Bryan was visibly emotional following his daughter’s victory at this year’s fair. The reason is twofold.
“Just all the time, effort and hard work finally paid off for her, and I was very proud,” he said. “We’ve been pretty successful doing this. My girls (Aubrey and Hillary) do a great job and they stay humble. I tell both of them, ‘Don’t ever give anybody a reason not to like you.’ Because sometimes when you’re successful, you’re going to have those people out there who just look for a reason not to.”
Also in Bryan’s thoughts was the man he grew up with, a man who meant so much to him. Mark’s influence and legacy have shown themselves in many tangible ways, but then there are also several almost uncanny signs that Mark may have been looking down on the market hog show last July. Interestingly enough, they all involve the number 13.
“This stuff was brought to my attention. I’ve been a Catholic all my life and Catholics aren’t supposed to be superstitious,” Jim Garland said while chuckling. “Thirteen is supposed to be an unlucky number, you go to most hotels and hardly is that number ever on the floor. But I’m not going to be scared of it anymore.”
It was 13 years ago that Mark passed away. Aubrey was 13 at the beginning of the 4-H year, a year that culminated in her grand championship victory. Her champion hog’s ear tag was 292, which adds up to 13. Bryan was born in ‘76, which adds up to 13. Bethany McCoy’s state fair hog championship came in ‘85, also adding up to 13. Bryan graduated from high school in ‘94, which of course, adds up to 13.
“It was our lucky number this year,” said Jim, who also has fond memories of being neighbors with the McCoy family.
“Roger McCoy, Bryan’s father, had a great big farm and we were always neighbors, we lived in the same township,” Jim said. “We would have parties together, they would throw a big barn party every year. My sister, Nancy, graduated with Roger. I know Mark would’ve been happy to see Aubrey win this year.”
Another close friend of Mark Garland’s, Nathan Warner, was also moved by Aubrey’s accomplishment and watching Jim hold the trophy. To this day, Warner is still close with Mark’s younger brother, Luke Garland. Also, Warner just happens to be the person who sold to the McCoys the hog that became this year’s grand champion.

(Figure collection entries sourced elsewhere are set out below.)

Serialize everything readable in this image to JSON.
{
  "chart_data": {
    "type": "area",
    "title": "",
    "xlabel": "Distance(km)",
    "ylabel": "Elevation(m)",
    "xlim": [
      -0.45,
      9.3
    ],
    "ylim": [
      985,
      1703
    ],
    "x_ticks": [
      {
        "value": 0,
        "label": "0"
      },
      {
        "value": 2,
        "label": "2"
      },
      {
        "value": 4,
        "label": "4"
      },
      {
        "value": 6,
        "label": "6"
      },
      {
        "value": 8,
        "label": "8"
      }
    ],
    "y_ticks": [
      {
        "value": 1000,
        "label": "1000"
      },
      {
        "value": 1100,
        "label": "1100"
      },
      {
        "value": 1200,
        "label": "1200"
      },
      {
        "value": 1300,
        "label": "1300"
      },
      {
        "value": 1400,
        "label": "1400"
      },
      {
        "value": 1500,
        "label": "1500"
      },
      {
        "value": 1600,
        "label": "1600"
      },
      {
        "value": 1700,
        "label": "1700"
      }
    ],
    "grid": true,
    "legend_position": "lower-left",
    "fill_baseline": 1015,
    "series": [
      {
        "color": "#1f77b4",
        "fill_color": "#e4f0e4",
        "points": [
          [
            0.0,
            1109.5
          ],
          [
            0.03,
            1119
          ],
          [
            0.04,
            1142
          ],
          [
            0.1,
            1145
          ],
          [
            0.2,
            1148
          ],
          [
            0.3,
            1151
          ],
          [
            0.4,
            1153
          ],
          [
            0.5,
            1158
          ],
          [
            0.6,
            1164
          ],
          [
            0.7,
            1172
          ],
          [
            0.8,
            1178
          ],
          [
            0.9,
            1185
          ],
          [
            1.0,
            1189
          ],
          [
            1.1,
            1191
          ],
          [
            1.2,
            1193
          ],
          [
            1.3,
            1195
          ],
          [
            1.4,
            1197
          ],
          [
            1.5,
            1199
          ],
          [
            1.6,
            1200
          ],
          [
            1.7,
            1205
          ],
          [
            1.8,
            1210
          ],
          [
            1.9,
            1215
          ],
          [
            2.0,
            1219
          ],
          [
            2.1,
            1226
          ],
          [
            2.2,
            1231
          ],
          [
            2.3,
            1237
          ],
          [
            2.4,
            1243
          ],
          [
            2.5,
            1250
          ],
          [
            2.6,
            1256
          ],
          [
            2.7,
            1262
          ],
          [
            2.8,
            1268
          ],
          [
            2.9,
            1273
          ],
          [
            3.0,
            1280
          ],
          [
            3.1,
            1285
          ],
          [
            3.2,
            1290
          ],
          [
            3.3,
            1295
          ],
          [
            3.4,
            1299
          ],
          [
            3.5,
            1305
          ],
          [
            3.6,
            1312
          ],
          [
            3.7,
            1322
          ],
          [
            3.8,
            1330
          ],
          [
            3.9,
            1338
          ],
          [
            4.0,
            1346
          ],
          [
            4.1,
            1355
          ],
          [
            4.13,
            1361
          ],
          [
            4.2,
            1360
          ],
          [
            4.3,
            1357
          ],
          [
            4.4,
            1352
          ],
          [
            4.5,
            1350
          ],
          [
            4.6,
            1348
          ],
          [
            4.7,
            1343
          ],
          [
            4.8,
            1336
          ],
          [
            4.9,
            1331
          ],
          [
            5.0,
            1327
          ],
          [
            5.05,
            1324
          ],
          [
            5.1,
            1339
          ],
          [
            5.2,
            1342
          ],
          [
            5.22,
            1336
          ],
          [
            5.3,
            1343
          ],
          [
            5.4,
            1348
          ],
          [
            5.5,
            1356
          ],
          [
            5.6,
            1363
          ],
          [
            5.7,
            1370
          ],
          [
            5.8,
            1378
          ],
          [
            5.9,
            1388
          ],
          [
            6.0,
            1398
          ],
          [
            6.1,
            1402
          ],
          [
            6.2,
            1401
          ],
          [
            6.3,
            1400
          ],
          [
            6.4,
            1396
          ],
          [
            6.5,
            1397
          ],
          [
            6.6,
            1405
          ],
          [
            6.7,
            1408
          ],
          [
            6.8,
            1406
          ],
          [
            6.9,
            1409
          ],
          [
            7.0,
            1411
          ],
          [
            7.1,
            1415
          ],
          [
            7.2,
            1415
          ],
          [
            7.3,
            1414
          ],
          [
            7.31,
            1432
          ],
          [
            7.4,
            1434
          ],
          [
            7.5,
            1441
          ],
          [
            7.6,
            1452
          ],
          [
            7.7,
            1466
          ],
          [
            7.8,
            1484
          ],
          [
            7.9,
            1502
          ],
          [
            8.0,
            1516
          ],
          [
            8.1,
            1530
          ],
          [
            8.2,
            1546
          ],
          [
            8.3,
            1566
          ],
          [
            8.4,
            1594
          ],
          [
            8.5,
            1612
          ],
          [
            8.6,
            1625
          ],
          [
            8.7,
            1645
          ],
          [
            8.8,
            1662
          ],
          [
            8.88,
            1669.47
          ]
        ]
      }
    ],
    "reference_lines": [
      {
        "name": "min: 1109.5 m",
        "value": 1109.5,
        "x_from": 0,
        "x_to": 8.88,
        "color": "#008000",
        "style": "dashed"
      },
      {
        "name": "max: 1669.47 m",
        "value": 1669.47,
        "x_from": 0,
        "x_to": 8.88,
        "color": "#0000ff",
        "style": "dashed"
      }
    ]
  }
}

“We’ve sold them hogs for a long time,” Warner said. “I’ve been close to both the McCoys and the Garlands. I’m good buddies with Luke and knew his older brother well. We made quite a few trips to visit Mark when he was at the Cleveland Clinic, when he had a lung transplant. I’m glad I knew him.”
Warner sent a message to Luke Garland the night of Aubrey’s victory.
“Makes me think back at why I chase this whole pig thing around and it all goes back to Mark and you,” Warner wrote. “Well today when we pictured the barrow after show, your dad brought out the grand trophy from the Mark Garland family. Man, I could’ve cried like a baby right on the spot. Feels like he is looking over us.”